Jacoby became a ward of the state and lived with a friend while finishing her sophomore year in high school in Hoover. She then moved to Iowa, where her sister, Adriane, became her legal guardian.

“I took care of Mom when she got sick, and Dad traveled a lot for work, and all of that kicked back in when he got sick,” she said. “I knew it was hard for him to see me go through it again, but I wanted to show him I’d be OK. So everything didn’t really hit me until later.”

Jacoby said her two older sisters, Adriane and Allison, help fill the void for moments where families are typically united, like birthdays and holidays. But moments as wonted as hearing friends chatting with their parents on the phone or hearing a song by her father’s favorite artist – Frank Sinatra – can elicit memories, both happy and sad.

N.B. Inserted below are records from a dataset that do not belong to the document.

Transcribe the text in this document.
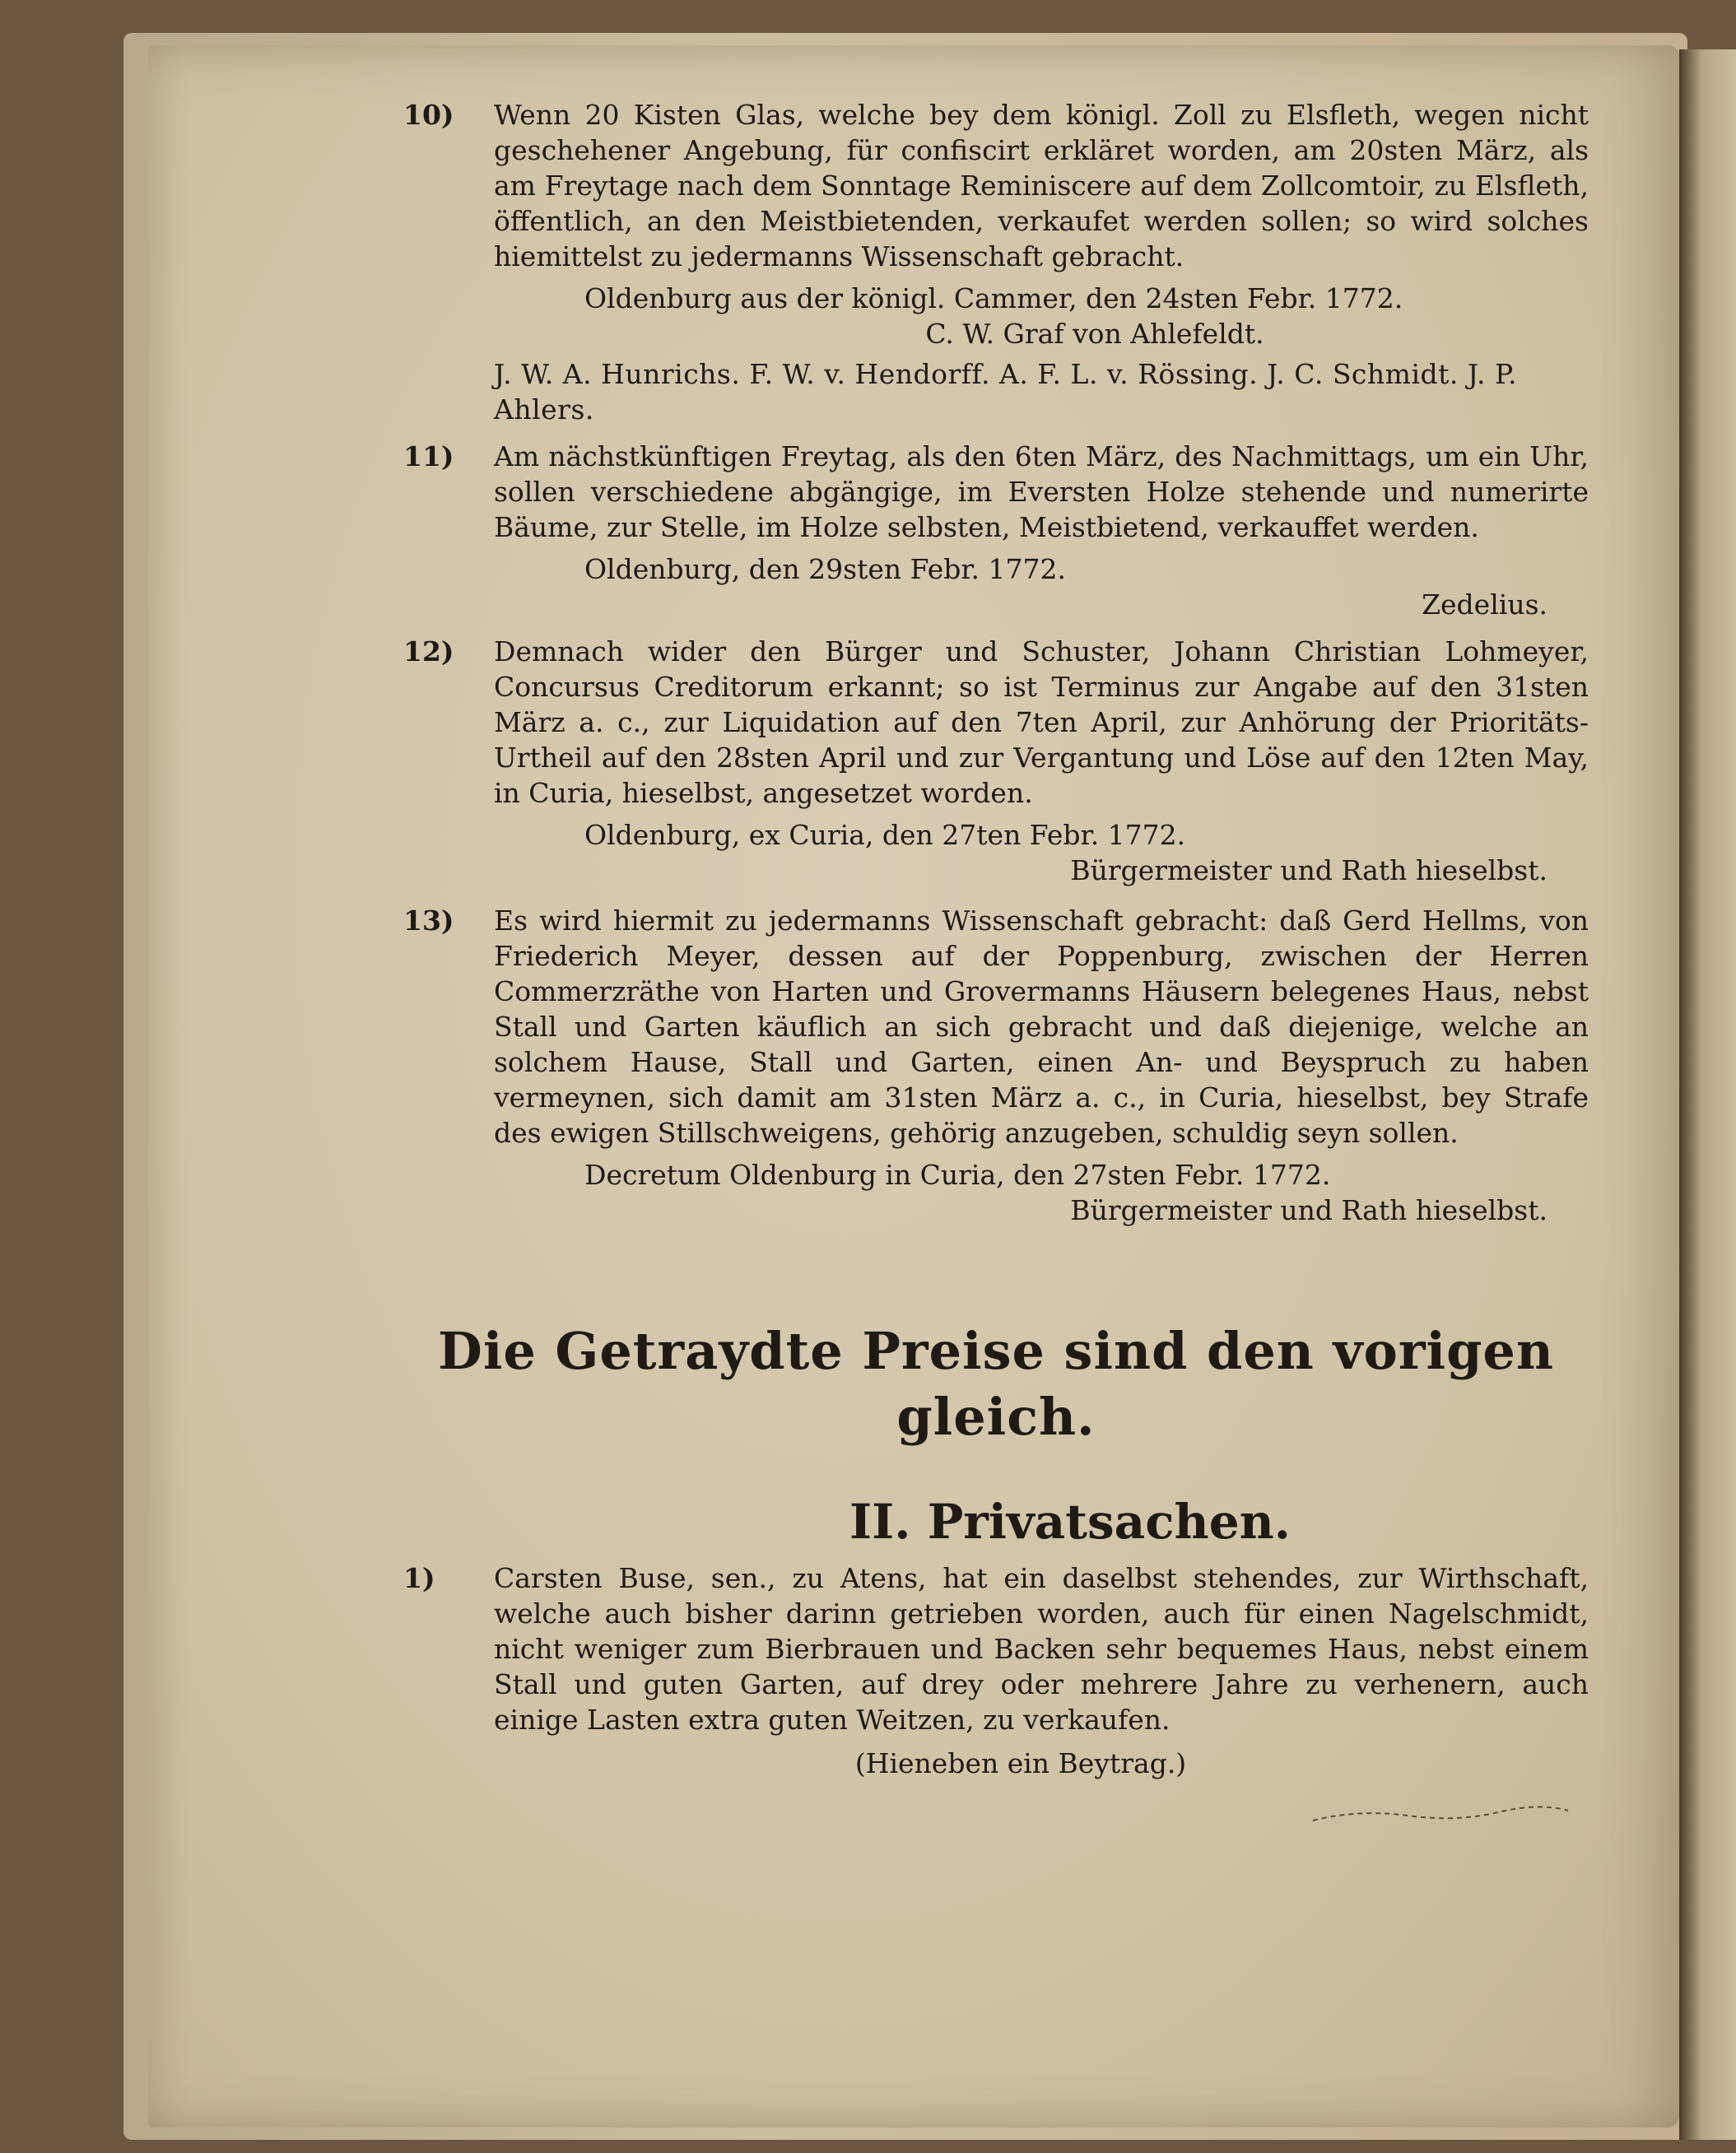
10)	Wenn 20 Kisten Glas, welche bey dem königl. Zoll zu Elsfleth, wegen nicht geschehener Angebung, für confiscirt erkläret worden, am 20sten März, als am Freytage nach dem Sonntage Reminiscere auf dem Zollcomtoir, zu Elsfleth, öffentlich, an den Meistbietenden, verkaufet werden sollen; so wird solches hiemittelst zu jedermanns Wissenschaft gebracht.
Oldenburg aus der königl. Cammer, den 24sten Febr. 1772.
C. W. Graf von Ahlefeldt.
J. W. A. Hunrichs. F. W. v. Hendorff. A. F. L. v. Rössing. J. C. Schmidt. J. P. Ahlers.
11)	Am nächstkünftigen Freytag, als den 6ten März, des Nachmittags, um ein Uhr, sollen verschiedene abgängige, im Eversten Holze stehende und numerirte Bäume, zur Stelle, im Holze selbsten, Meistbietend, verkauffet werden.
Oldenburg, den 29sten Febr. 1772.
Zedelius.
12)	Demnach wider den Bürger und Schuster, Johann Christian Lohmeyer, Concursus Creditorum erkannt; so ist Terminus zur Angabe auf den 31sten März a. c., zur Liquidation auf den 7ten April, zur Anhörung der Prioritäts-Urtheil auf den 28sten April und zur Vergantung und Löse auf den 12ten May, in Curia, hieselbst, angesetzet worden.
Oldenburg, ex Curia, den 27ten Febr. 1772.
Bürgermeister und Rath hieselbst.
13)	Es wird hiermit zu jedermanns Wissenschaft gebracht: daß Gerd Hellms, von Friederich Meyer, dessen auf der Poppenburg, zwischen der Herren Commerzräthe von Harten und Grovermanns Häusern belegenes Haus, nebst Stall und Garten käuflich an sich gebracht und daß diejenige, welche an solchem Hause, Stall und Garten, einen An- und Beyspruch zu haben vermeynen, sich damit am 31sten März a. c., in Curia, hieselbst, bey Strafe des ewigen Stillschweigens, gehörig anzugeben, schuldig seyn sollen.
Decretum Oldenburg in Curia, den 27sten Febr. 1772.
Bürgermeister und Rath hieselbst.
Die Getraydte Preise sind den vorigen gleich.
II. Privatsachen.
1)	Carsten Buse, sen., zu Atens, hat ein daselbst stehendes, zur Wirthschaft, welche auch bisher darinn getrieben worden, auch für einen Nagelschmidt, nicht weniger zum Bierbrauen und Backen sehr bequemes Haus, nebst einem Stall und guten Garten, auf drey oder mehrere Jahre zu verhenern, auch einige Lasten extra guten Weitzen, zu verkaufen.
(Hieneben ein Beytrag.)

And as commencement draws nearer, Jacoby expects to run a gamut of emotions. Part of her desire to return to Alabama and attend UA was influenced by her father’s affinity for the school and campus.

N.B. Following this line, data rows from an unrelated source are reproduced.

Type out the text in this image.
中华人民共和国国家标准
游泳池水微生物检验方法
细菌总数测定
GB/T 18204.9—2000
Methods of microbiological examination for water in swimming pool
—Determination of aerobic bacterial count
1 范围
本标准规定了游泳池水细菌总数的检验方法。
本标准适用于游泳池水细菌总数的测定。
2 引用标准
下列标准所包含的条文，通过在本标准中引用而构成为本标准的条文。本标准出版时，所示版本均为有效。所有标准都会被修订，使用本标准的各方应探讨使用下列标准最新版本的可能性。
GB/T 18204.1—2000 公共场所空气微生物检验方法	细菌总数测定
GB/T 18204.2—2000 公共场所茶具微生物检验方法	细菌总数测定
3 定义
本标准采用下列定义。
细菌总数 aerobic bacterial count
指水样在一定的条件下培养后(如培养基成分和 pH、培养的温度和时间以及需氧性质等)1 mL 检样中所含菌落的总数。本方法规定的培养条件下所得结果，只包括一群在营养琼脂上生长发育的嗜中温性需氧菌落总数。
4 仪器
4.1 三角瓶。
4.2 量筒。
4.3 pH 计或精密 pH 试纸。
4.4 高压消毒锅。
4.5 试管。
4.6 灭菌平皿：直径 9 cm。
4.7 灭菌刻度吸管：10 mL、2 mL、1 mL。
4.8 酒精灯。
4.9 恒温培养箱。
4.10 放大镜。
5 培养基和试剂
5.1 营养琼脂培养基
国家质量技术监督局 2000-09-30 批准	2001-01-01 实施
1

“I still have my father’s voicemails and still listen to those occasionally,” she said. “Whenever we get a chance to go out to Pennsylvania – where they’re buried – we visit.

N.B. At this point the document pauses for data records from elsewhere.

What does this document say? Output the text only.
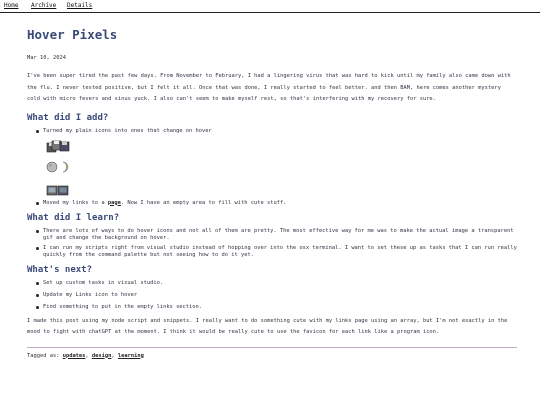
Home Archive Details
Hover Pixels
Mar 10, 2024

I've been super tired the past few days. From November to February, I had a lingering virus that was hard to kick until my family also came down with the flu. I never tested positive, but I felt it all. Once that was done, I really started to feel better. and then BAM, here comes another mystery cold with micro fevers and sinus yuck. I also can't seem to make myself rest, so that's interfering with my recovery for sure.

What did I add?
Turned my plain icons into ones that change on hover
Moved my links to a page. Now I have an empty area to fill with cute stuff.
What did I learn?
There are lots of ways to do hover icons and not all of them are pretty. The most effective way for me was to make the actual image a transparent gif and change the background on hover.
I can run my scripts right from visual studio instead of hopping over into the osx terminal. I want to set these up as tasks that I can run really quickly from the command palette but not seeing how to do it yet.
What's next?
Set up custom tasks in visual studio.
Update my Links icon to hover
Find something to put in the empty links section.

I made this post using my node script and snippets. I really want to do something cute with my links page using an array, but I'm not exactly in the mood to fight with chatGPT at the moment. I think it would be really cute to use the favicon for each link like a program icon.

Tagged as: updates, design, learning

Kaitlyn Jacoby, seen here in a photo with her late father, Kevin.

“My sisters and I talk about my parents a lot, which helps, but the holidays are especially hard to come through. And with graduation coming up … neither were at my high school graduation.”

Since her parents died, Jacoby has been keen to help create the same support systems that helped her through the losses and aided in her path to graduation.

She was a member of Alabama Reach, a UA support program for foster youths, orphans and homeless youths, which introduced her to other UA students with similar backgrounds.

Jacoby was director of UA’s branch of Camp Kesem, an organization that funds and runs a summer camp for children whose parents are battling cancer.

She is currently seeking a child life specialist internship for summer 2018, a requirement for a second bachelor’s degree that would allow her to work directly with children in a hospital setting. She spent Fall Semester 2017 interning at UA’s RISE Center, a school for infants and preschoolers with and without special needs.

“The experience with my parents had a great influence on my major,” she said. “Some people who’d gone through that may steer clear from hospitals and sick people, but it only pushed me closer. I love being in hospitals and making a difference in people’s lives.

“Being so young and having to take care of my mother, doing things most 12-year-olds wouldn’t do, and for it to happen again with my father, really pushed me to the medical field. Even with teaching, you’re helping people learn and grow, and both of my majors really reflect my life story and how I came up, how I went through trauma, but how it’s reflected in a positive light.”